Q. 英語の授業をする上で心がけていらっしゃることは何ですか?

A. 子供と直接つながることです。CDなどを使うこともありますが、ただ聞かせるのではなく、「今、CDでは何て言っていた?」と子供達に質問することで、子供に働きかけをします。作業をしている時も、英語で”What is it?”などOpen-endな質問をし、子供に働きかけをします。子供は、言葉が自分に向かって発信されるものを受け取ろうと努力をします。ただ、聞こえてくるだけでは十分とは言えません。また、先生の持ち味も大切です。それぞれの先生の持ち味を活かしていくことが、その先生の授業の魅力につながります。だからこそ、先生同士のShareも大切で、他の先生のアイディアや実践からお互いに学びあいながら、持ち味をより活かしていきます。

Q. 子供によって、すでに英会話教室に通っていたり、帰国子女だったり、全く英語未経験だったりすると思いますが、評価のつけかたはどうされていますか?

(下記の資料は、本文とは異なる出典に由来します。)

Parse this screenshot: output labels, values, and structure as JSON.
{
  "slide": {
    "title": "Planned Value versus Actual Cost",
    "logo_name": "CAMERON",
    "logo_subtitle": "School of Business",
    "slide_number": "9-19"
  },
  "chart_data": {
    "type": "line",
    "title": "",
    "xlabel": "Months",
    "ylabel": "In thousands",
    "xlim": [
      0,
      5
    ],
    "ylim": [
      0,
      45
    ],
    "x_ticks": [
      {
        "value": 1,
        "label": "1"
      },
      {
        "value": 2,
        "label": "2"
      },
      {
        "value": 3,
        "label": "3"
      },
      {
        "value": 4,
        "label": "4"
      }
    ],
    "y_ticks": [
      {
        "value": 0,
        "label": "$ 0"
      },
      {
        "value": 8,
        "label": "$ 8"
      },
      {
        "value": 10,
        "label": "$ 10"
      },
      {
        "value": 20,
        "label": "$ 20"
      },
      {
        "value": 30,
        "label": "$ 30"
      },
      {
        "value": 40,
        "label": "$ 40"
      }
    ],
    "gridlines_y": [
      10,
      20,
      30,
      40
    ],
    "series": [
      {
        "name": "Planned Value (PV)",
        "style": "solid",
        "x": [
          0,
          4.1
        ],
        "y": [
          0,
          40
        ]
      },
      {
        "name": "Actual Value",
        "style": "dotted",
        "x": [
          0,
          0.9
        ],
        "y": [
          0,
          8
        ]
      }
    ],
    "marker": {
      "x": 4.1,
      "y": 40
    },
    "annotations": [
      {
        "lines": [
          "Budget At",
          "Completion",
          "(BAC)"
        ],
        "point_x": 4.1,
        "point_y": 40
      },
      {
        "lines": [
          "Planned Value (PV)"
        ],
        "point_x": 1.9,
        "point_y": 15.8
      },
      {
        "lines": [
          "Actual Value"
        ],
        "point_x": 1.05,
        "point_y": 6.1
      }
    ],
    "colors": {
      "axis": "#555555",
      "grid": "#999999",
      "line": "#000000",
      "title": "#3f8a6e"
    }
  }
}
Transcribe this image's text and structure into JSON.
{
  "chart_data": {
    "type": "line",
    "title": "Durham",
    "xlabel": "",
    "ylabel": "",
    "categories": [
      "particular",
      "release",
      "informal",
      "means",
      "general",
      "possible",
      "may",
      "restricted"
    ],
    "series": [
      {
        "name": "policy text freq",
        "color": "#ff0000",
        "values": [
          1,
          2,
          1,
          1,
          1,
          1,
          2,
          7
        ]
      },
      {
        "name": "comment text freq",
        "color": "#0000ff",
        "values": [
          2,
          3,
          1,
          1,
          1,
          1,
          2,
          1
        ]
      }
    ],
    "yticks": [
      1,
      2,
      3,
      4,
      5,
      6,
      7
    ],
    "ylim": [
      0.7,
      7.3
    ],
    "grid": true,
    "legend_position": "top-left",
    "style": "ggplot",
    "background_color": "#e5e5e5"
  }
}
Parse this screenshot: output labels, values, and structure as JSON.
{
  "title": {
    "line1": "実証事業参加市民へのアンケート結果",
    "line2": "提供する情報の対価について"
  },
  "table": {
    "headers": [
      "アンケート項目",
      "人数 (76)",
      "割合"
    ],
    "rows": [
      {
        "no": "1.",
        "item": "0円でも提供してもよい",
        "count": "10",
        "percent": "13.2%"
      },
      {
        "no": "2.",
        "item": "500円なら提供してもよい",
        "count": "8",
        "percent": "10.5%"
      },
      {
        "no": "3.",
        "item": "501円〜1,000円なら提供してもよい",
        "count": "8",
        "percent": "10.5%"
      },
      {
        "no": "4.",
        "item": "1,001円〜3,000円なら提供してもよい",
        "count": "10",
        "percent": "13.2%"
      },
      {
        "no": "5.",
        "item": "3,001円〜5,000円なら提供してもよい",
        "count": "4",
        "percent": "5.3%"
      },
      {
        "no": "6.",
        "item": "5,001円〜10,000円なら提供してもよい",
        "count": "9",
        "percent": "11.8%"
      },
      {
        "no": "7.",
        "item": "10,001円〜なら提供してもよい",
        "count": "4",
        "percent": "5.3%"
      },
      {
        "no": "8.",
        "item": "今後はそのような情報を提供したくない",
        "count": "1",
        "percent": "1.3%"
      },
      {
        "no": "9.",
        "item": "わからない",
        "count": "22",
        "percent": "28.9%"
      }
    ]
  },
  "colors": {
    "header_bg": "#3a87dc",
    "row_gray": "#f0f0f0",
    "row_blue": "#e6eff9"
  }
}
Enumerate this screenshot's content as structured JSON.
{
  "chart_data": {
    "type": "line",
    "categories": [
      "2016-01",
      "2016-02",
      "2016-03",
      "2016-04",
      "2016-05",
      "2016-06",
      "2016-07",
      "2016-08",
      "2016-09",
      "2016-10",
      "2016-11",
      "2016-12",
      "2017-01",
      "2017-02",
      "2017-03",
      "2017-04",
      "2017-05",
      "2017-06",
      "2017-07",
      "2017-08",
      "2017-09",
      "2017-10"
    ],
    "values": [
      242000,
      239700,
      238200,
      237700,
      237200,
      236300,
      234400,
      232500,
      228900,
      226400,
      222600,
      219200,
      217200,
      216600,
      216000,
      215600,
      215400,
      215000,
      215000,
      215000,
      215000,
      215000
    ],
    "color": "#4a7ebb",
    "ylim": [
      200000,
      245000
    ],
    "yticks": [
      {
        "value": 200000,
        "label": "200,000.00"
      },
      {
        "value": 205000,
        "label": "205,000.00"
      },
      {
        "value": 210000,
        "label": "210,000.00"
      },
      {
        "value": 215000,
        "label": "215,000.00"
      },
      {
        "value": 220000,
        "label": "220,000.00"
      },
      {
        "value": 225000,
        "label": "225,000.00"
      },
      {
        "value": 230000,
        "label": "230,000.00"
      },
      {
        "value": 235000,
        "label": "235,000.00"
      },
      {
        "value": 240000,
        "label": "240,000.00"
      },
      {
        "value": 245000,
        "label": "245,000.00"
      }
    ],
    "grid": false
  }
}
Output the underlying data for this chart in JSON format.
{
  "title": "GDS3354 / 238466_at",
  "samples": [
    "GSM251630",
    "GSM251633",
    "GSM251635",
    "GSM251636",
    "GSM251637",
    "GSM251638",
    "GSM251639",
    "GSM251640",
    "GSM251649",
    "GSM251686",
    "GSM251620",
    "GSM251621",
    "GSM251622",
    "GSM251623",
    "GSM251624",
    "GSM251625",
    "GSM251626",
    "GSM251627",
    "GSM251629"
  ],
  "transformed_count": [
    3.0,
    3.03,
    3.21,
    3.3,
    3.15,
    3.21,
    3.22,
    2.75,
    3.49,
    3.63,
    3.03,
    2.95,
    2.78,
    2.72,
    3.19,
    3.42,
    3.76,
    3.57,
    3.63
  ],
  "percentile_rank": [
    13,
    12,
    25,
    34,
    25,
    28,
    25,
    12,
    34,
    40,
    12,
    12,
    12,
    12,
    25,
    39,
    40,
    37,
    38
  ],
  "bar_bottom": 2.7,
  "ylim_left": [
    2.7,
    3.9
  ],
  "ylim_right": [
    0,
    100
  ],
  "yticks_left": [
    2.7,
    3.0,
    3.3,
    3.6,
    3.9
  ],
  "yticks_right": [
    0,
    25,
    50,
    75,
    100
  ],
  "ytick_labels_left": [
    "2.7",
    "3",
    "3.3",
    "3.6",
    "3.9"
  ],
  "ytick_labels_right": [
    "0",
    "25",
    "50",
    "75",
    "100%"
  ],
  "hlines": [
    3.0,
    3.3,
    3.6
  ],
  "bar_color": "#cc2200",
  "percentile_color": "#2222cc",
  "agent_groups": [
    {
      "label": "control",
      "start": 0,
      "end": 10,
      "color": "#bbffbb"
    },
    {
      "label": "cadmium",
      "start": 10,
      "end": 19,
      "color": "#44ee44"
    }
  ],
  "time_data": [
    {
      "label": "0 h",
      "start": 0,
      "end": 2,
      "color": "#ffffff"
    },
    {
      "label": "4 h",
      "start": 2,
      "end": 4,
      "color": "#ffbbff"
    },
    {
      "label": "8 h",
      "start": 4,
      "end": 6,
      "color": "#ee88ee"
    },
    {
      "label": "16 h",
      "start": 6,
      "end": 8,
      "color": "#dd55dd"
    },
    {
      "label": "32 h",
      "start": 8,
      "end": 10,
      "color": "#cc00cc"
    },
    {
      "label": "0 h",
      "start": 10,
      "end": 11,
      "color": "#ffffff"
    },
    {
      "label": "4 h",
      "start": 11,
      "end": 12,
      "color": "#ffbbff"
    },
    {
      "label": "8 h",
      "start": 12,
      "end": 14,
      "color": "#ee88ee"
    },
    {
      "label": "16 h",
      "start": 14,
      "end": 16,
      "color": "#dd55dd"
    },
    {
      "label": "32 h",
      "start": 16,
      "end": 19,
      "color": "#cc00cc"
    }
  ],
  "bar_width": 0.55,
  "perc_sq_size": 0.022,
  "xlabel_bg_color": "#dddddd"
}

A. 確かに子供達の英語経験は様々ですが、はじめにお話したように「ただ英語ができる」「英語が話せる」だけでは評価しません。英語の授業では、友達との「教えあいっこ」も良しとしています。それは、Communicationの力が、「ただ自分だけ言えればいい/できればいい」というものではなく、相手の思いを聞いたり、困っていたら助けてあげようとしたり、嬉しい事を一緒に喜ぶことができることにつながっていくことが大切だからです。評価は、子供達自身にもさせます。子供は正直なので、子供達の自己評価と私の評価で大きく異なることは、あまりありません。子供達も何が評価されているかわかっているのだと思います。

 

小川先生、本当にありがとうございました。学生達は、今回、小川先生に教えていただいたことを活かし、自分達の英語活動のLesson Planを作成し、期末には模擬授業をします。